During the custody dispute that lasted most of Keira’s life, Jennifer Kagan warned the courts and children’s aid workers multiple times that Keira was in harm’s way when she was with her father.


RELATED STORY: Report finds Ontario child’s likely murder was ‘predictable and preventable’


“The mental cruelty he exhibited and the coercive controlling behaviours, isolating her from friends and family … These are not normal things; to take a child for the weekend, cloister her in house, shutter the blinds,” said Kagan.

“I begged and pleaded with them … I told the case workers, ‘How much longer can this go on? How much longer can this child be put through this?'”

The report and Kagan noted there were times when Brown wouldn’t allow Keira to call her mother, despite a court order requiring contact during the father’s custody time.

“The child herself raised concerns with the child protection worker about not being able to contact her mother,” noted Snow in the report.

“She confided to the worker that she believed her father wanted to keep her to himself.”

Educators had also expressed apprehensions in at least two instances documented in the report, and Keira gave examples of “isolation” to her case worker.

Snow added that this impact on Keira and her emotional distress “needed to be assessed as a form of child abuse,” but it never was.

“Keira was seeing a private psychologist who wrote several reports expressing concerns … that was promptly ignored,” added Phillip Viater, Keira’s stepfather and a family law lawyer.

The report notes that the CAS exists to protect children, yet Snow found Keira was not protected.

“Notably absent in this case is the voice and perspective of the child. The child’s concerns do not seem to drive service, nor do they seem to be engaged in safety planning, which is surprising given that the mandate of the service is to protect the child.”

Keira described as child with aspirations “of changing the world”

Days before Keira’s death, a judge asked for a risk assessment as Brown’s concerning behaviour escalated.

Shortly after, on a Friday, Keira’s mother said the Jewish Family and Child Services case worker called and told her Brown was exhibiting the behaviour of a person who could harm or kill their child. The agency decided to wait until Monday to address it. On Sunday, Brown and Keira fell to their deaths from a cliff in Milton.

The report describes Keira as a child with “aspirations of changing the world.” Her mother is determined she still will.

Kagan has drafted Keira’s Law. If passed by the federal government, it would require judges to have regular training on domestic violence and coercive control. It’s close to becoming law as the Senate’s legal committee has recommended it move forward.


RELATED: Keira’s story: How a broken system left a little girl dead


“We could not allow what happened to Keira to be buried.

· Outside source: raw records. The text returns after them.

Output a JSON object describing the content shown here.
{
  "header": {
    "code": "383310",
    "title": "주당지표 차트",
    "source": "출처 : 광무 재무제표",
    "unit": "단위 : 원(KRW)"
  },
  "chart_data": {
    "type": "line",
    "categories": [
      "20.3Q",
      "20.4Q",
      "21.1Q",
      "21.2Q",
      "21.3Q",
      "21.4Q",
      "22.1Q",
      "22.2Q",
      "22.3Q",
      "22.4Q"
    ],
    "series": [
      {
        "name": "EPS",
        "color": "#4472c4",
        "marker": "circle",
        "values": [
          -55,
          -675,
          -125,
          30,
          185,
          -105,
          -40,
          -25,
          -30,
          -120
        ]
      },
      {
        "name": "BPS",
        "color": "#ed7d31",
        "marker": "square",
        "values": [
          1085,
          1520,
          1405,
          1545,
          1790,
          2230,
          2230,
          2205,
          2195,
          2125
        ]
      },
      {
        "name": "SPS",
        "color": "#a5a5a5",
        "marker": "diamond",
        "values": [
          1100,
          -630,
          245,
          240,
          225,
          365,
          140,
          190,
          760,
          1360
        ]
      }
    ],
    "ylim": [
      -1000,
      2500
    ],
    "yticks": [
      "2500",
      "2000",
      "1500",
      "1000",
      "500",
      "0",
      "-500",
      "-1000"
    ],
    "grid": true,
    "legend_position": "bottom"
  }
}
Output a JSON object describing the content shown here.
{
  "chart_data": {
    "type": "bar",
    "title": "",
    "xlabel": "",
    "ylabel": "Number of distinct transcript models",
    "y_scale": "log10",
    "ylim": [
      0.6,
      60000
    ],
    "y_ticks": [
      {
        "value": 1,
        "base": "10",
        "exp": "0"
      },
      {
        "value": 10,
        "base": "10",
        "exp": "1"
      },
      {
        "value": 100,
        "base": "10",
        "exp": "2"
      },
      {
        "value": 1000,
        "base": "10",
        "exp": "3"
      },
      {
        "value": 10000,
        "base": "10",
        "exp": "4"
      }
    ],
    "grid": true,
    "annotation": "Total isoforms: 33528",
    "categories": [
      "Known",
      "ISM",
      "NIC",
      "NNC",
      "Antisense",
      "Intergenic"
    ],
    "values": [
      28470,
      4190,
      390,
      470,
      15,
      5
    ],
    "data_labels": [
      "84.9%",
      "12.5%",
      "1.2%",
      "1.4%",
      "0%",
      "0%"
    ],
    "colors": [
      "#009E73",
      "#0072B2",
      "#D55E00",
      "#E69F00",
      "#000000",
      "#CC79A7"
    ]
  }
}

You can’t just have things shoved under the rug when that’s your child and your child’s life. That’s an insult to the child,” shared Kagan.

Kagan’s advocacy has come at a cost, she is constantly reliving her child’s death, but she said she wouldn’t stop until she knows she has made a change. “I can imagine her saying, ‘Mom, Phil, you got this. Keep going, keep trying to fight for other children.'”

Kagan is also suing Jewish Child and Family Service. It has declined CityNews’s request for comment.

One of the many recommendations in Snow’s report is that a child in Keira’s situation should have their lawyer solely look out for their interests.

Many of the failures of the court and child protection systems have been identified before, and recommendations made. It will all be scrutinized in the coroner’s inquest, expected to begin in 2025. As time passes, Keira will forever be four years old, a bright and sassy child in her family’s memories.

“For us, it’s like yesterday, it’s today, it’s not three years for us,” said Viater. “It’s the same day; Keira is frozen in time, other kids are getting older, we live it, we live all of it.”